The team started by taking biopsy specimens about half the size of a postage stamp from each patient's malfunctioning bladder. After teasing apart the cells in that bit of tissue and discarding the collagen, the researchers grew the muscle and urothelium cells in separate dishes for about a week.
They then seeded those cells onto spongelike biodegradable "scaffolds" made of synthetic polymer and collagen. Each scaffold was custom-designed to fit inside the patient.
Over about seven weeks in an incubator, the cells colonized the scaffold -- urothelium inside and muscle out. Surgeons then stitched the bladders into place just above the patients' old ones. There the organs continued to grow and reconfigure themselves.
"The body is the terminal incubator," said Atala, who is now a compensated Tengion board member.

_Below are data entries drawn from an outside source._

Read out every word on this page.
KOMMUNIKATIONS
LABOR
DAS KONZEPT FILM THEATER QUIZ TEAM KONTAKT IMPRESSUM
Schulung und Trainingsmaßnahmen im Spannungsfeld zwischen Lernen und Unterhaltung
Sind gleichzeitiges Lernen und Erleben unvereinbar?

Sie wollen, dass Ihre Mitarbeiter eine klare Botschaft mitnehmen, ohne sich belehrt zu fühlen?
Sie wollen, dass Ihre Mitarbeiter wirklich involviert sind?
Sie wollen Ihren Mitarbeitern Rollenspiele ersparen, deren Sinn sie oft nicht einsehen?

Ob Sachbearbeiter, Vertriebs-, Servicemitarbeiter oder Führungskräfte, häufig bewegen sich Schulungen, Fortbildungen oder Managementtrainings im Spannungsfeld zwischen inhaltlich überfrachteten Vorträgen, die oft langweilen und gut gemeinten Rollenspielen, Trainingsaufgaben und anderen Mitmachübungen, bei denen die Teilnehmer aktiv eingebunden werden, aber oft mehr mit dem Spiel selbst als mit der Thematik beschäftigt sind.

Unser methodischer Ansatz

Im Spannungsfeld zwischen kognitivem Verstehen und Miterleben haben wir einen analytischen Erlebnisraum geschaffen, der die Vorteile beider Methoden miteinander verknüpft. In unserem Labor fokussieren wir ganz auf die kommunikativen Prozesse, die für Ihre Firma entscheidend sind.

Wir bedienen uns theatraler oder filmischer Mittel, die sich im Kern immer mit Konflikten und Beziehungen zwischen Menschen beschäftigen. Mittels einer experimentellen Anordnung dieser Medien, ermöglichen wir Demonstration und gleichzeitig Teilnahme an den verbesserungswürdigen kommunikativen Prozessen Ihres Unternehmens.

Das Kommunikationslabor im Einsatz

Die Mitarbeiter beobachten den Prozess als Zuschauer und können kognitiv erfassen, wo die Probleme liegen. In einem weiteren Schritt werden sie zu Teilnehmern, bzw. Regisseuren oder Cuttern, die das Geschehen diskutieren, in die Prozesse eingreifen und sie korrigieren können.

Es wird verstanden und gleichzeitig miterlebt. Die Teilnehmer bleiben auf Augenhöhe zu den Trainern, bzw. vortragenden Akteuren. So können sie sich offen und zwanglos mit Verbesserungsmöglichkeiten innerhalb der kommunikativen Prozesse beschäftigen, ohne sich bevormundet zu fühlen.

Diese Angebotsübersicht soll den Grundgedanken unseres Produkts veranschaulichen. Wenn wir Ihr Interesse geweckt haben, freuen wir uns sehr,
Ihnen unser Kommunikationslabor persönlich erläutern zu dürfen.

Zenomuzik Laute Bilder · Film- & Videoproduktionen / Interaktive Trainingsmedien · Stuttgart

The Lancet paper documents the results in each patient, showing that the outcomes improved as techniques evolved. A key advance, which began with the fourth patient, was a decision to wrap the new bladder in omentum, a kind of tissue in the body that is rich in blood vessels and so provides key nutrients and oxygen.
Despite the improvement in their conditions, the patients are not living normal lives. Because of their severe nerve abnormalities, they cannot control the muscles that regulate urine flow and so still must use catheters several times a day to empty their new bladders.
But important measures improved overall, including total urine capacity, elasticity and the bladder's ability to keep internal pressure low. Perhaps most important for quality of life, the patients now leak urine far less frequently, in some cases remaining dry for seven hours at a stretch.
"It's a huge step," Khoury said. "It shows us that it is doable."
The technique's promise for more common conditions has not been proved, several experts said. No one knows whether biopsied bladder cells from older adults -- patients losing the organ to cancer, for example -- would regenerate as nicely on laboratory-made scaffolds. It is also not clear whether doctors would want to implant new bladders made from cancer patients' cells, which might harbor tumor-promoting genetic glitches.
Getting nerves to grow into new organs also remains a challenge, though one that may be coming within reach.
"Reinnervation is certainly something to keep an eye on," said Robert Langer, a tissue engineer at the Massachusetts Institute of Technology who pioneered some of the techniques that led to the new work. He is developing new polymers that can conduct electricity -- nerve impulses, for example -- spiked with neural hormones to lure nearby nerves to connect to freshly implanted organs.